Home Finance 4 Financial Benefits of Credit Unions

4 Financial Benefits of Credit Unions


Whether you are looking for a mortgage or considering your options for renewing an existing agreement, financial institutions offer interest rates that are ranging and you as the borrower need to shop around to make sure you get a mortgage that works for you. It may be tempting and common-place to just focus on the larger banks because it is believed that only they alone have the ability to offer favourable rates and policies.

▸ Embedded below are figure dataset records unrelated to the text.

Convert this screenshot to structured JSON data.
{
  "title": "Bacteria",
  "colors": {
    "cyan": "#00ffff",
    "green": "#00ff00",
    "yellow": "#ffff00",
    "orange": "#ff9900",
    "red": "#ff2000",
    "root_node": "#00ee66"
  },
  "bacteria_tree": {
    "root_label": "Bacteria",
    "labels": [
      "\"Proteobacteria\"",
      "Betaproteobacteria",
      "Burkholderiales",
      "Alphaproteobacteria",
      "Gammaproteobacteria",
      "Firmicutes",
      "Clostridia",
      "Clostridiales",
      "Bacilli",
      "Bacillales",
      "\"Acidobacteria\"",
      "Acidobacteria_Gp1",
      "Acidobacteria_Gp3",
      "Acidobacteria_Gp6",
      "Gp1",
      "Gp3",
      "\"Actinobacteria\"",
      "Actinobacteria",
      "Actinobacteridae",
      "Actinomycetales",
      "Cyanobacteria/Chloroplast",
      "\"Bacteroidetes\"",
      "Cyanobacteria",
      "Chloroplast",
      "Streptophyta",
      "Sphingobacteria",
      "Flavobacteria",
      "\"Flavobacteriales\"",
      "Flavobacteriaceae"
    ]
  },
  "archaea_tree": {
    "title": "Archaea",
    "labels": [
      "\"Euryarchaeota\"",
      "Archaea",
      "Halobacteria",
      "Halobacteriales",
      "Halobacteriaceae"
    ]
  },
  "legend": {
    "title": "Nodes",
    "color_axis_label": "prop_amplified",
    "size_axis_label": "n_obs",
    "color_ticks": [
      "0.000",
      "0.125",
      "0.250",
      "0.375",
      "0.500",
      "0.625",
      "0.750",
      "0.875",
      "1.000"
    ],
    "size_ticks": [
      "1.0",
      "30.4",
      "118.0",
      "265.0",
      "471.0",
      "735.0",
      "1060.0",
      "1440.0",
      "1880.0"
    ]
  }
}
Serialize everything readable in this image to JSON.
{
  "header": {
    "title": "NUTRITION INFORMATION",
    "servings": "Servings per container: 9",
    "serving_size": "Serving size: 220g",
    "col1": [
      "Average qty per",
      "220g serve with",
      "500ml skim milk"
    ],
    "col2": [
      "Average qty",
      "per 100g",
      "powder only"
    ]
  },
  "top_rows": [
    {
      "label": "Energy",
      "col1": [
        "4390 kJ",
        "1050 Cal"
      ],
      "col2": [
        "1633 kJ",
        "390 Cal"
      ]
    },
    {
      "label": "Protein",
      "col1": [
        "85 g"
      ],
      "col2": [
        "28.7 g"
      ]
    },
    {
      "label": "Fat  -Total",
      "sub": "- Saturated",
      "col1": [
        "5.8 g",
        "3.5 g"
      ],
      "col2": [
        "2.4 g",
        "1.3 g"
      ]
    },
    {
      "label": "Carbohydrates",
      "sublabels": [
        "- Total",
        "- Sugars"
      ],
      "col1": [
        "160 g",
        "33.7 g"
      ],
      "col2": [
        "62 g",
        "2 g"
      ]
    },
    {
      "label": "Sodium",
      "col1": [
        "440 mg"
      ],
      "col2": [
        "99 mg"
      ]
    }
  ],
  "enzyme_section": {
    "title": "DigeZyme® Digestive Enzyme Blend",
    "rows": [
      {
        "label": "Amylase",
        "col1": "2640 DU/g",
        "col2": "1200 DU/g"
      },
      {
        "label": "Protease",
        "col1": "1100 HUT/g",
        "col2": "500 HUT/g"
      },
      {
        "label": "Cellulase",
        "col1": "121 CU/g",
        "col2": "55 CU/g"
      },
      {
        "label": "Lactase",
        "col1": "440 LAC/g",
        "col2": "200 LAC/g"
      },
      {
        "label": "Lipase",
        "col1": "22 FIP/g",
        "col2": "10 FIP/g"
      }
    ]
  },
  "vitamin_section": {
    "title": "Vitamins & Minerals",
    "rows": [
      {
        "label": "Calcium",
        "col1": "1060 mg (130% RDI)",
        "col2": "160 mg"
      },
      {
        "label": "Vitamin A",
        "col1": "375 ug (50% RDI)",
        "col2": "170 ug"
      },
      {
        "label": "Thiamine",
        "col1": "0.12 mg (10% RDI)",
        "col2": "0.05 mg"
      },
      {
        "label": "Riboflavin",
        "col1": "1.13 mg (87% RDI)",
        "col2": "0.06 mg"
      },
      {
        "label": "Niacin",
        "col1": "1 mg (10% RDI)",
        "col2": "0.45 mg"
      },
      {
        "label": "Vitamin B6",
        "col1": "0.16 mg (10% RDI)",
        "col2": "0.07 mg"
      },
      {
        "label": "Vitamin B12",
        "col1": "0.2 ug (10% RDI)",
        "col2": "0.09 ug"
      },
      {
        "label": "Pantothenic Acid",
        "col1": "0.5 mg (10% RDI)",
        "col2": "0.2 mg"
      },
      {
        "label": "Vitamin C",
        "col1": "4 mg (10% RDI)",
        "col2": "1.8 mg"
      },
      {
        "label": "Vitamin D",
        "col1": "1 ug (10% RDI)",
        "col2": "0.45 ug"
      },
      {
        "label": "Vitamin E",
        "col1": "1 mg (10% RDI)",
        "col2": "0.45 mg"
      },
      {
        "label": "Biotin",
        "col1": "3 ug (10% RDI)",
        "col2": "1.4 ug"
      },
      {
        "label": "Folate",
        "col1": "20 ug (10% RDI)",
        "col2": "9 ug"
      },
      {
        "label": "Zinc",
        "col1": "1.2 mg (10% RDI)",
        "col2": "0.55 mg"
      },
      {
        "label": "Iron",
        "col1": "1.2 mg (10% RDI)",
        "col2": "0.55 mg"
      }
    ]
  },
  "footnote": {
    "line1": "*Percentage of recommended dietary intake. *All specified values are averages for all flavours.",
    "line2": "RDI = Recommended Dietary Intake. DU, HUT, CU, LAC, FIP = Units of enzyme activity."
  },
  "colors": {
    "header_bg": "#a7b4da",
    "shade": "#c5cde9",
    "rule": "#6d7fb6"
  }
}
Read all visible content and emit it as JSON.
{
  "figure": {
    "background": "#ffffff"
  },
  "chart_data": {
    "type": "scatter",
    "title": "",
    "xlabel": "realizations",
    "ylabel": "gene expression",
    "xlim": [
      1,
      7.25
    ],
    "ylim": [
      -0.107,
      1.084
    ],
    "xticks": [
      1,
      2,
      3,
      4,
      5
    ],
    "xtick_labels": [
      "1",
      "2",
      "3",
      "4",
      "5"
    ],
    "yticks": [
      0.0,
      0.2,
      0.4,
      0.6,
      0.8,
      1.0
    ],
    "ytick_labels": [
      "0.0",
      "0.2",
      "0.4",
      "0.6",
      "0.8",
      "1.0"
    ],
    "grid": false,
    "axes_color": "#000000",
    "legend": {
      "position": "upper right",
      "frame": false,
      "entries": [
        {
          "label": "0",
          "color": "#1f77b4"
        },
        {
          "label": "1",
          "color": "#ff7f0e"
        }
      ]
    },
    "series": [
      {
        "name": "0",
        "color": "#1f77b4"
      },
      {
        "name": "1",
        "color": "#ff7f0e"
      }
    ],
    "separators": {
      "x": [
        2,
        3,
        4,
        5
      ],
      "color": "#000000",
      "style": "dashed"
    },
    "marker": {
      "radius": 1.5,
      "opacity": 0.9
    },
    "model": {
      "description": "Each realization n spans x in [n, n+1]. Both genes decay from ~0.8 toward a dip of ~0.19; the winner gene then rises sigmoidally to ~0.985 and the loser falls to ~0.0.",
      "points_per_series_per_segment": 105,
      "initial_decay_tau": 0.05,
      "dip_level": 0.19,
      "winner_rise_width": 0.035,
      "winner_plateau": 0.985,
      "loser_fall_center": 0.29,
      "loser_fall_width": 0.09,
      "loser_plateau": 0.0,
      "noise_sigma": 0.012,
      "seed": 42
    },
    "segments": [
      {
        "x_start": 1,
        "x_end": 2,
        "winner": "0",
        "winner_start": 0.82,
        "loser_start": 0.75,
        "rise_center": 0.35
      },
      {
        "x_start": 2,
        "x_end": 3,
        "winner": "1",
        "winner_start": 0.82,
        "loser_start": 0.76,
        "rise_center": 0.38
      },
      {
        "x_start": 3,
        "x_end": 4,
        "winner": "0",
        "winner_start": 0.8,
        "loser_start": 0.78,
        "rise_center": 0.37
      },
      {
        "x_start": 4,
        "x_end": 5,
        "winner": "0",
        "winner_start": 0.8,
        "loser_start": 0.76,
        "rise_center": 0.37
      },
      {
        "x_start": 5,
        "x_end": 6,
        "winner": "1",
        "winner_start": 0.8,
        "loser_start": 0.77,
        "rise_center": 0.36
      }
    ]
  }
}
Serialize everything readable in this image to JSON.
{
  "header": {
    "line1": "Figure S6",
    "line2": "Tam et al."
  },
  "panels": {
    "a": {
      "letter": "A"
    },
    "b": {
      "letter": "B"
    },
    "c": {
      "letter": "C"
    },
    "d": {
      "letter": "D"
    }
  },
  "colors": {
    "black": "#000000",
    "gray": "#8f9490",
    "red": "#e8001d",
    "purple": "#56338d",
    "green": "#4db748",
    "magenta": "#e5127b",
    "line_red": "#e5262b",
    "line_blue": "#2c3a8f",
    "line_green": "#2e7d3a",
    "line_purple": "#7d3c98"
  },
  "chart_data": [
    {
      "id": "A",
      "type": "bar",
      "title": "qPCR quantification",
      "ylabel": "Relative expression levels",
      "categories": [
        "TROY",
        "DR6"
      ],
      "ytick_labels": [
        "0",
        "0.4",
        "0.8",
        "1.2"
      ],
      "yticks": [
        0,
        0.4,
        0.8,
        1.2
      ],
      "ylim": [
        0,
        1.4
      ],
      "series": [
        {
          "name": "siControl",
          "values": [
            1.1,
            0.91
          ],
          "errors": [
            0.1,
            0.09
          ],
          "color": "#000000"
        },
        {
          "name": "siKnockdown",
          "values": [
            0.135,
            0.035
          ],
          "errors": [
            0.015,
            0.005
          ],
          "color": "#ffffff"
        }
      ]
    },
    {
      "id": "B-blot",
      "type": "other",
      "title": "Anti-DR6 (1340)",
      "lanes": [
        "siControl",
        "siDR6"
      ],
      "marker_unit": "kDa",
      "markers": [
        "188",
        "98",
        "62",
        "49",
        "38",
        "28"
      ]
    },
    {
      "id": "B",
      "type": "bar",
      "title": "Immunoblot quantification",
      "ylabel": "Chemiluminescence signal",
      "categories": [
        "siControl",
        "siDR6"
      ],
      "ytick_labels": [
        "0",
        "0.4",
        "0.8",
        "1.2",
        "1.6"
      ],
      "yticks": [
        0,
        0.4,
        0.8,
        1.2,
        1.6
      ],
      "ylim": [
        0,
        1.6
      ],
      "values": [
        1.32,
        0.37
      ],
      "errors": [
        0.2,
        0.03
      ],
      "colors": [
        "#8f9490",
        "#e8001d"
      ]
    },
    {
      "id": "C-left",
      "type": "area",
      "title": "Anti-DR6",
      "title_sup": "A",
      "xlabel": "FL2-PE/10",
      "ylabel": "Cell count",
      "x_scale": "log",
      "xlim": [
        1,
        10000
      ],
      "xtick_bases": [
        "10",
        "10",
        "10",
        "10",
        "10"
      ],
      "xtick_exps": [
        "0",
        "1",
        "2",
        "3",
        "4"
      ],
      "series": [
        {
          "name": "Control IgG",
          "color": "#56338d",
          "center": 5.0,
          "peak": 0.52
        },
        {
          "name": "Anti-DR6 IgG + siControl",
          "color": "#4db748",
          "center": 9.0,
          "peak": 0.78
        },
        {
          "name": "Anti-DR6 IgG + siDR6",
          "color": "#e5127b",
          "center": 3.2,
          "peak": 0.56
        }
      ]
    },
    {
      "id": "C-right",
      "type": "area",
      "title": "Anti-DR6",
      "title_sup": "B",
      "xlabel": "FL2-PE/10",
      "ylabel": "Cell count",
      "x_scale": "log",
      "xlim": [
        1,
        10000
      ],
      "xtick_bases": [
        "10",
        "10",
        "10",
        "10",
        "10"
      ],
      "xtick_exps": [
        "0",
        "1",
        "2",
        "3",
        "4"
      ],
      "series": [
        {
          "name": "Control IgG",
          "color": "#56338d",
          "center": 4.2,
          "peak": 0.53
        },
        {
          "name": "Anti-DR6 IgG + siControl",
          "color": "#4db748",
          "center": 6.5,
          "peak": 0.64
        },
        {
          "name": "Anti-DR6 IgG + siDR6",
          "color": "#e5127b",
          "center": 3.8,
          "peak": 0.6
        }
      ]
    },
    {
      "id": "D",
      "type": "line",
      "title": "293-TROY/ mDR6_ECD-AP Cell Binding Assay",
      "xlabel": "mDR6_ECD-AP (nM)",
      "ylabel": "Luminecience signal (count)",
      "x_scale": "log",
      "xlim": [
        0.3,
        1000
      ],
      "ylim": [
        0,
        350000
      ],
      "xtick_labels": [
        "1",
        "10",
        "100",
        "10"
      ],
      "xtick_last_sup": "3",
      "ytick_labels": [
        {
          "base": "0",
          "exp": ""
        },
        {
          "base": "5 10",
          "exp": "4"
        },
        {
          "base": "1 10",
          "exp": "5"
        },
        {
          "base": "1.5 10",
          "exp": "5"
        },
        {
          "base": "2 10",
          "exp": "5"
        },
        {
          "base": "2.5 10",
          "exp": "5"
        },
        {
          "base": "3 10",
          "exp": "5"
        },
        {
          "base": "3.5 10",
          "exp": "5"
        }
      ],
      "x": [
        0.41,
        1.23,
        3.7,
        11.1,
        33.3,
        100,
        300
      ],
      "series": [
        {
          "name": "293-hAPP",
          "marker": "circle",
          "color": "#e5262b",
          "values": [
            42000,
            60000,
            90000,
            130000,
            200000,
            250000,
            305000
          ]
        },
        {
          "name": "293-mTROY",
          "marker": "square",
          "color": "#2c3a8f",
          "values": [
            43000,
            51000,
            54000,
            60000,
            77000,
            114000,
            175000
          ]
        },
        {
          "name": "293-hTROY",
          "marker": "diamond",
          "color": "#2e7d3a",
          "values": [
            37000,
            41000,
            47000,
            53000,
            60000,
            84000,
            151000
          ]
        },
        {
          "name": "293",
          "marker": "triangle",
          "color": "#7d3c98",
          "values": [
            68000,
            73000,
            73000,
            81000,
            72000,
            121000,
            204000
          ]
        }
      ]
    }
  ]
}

Your mortgage is a big commitment and you want to make sure you get the best deal possible. You need to explore as many available mortgage options as possible. One option that some mortgage seekers do not think about is attending a credit union but this can result in many benefits and can prove to be essential in you getting the mortgage that meets your needs.

1. Saves money

Saving money is a principal goal for most people and shopping for a mortgage is no different. When obtaining a mortgage, bigger lending institutions will more than likely charge you fees for underwriting, appraisal, and the application process itself. You are giving this institution your business and as a result should not have to be subjected to these costs. Credit unions pride themselves on offering lower fees. While the main goal of big banks is to generate revenue, credit unions do not charge excessive fees and periodically pass the savings they do have on to members of the institution.

2. Better rates

The biggest factor that usually determines what lender a person goes with is the interest rate offered. Typical mortgage terms in Canada are 5 years and it would benefit you to get a lower interest rate to ensure your payments go largely towards the principal amount of the mortgage. Albeit not by much, interest rates can differ between institutions but you are in the driver’s seat because if one lender is not offering a favourable interest rate, you can easily make contact with another.

Credit unions are renowned for offering competitive interest rates because they are less concerned with profit than they are with being able to serve people and merely cover their costs. Credit unions offer mortgages with interest rates that are typically 0.56 percent lower than the lowest interest rate of bigger banks, making the choice of using a credit union an easier one.

3. Better service

Bigger lending institutions are accustomed to cranking out mortgage applications at high rates and tend to be more considered with generating revenue from your business rather than taking the time to figure out which options best meet your needs. In contrast, at a credit union you are more than just a number and a vehicle to generate profits for shareholders.

When you meet with an employee at a credit union, you are treated as a person and they will take the time to meet with you, explore options, and set up a mortgage with terms that work for you. As a bonus, this same employee can assist you with other banking needs that may put you in a better position to save on fees and become eligible for discounts.

4. Bad credit option

Through bigger lending institutions it would be next to impossible to obtain a favourable mortgage with a poor credit score. When dealing with a credit union, all hope will not be lost. Some credit unions have programs for first-time buyers that may have poor credit and they cover the full amount of the mortgage plus any closing fees or ones that help customers to take control of their budget and in turn improve their credit score.

Instead of denying you a mortgage outright due to poor credit, credit unions often take into account all circumstances and considerations that may have caused your bad credit score and base decisions on these. This means that as long as you have the means to make payments on the mortgage, you may still qualify.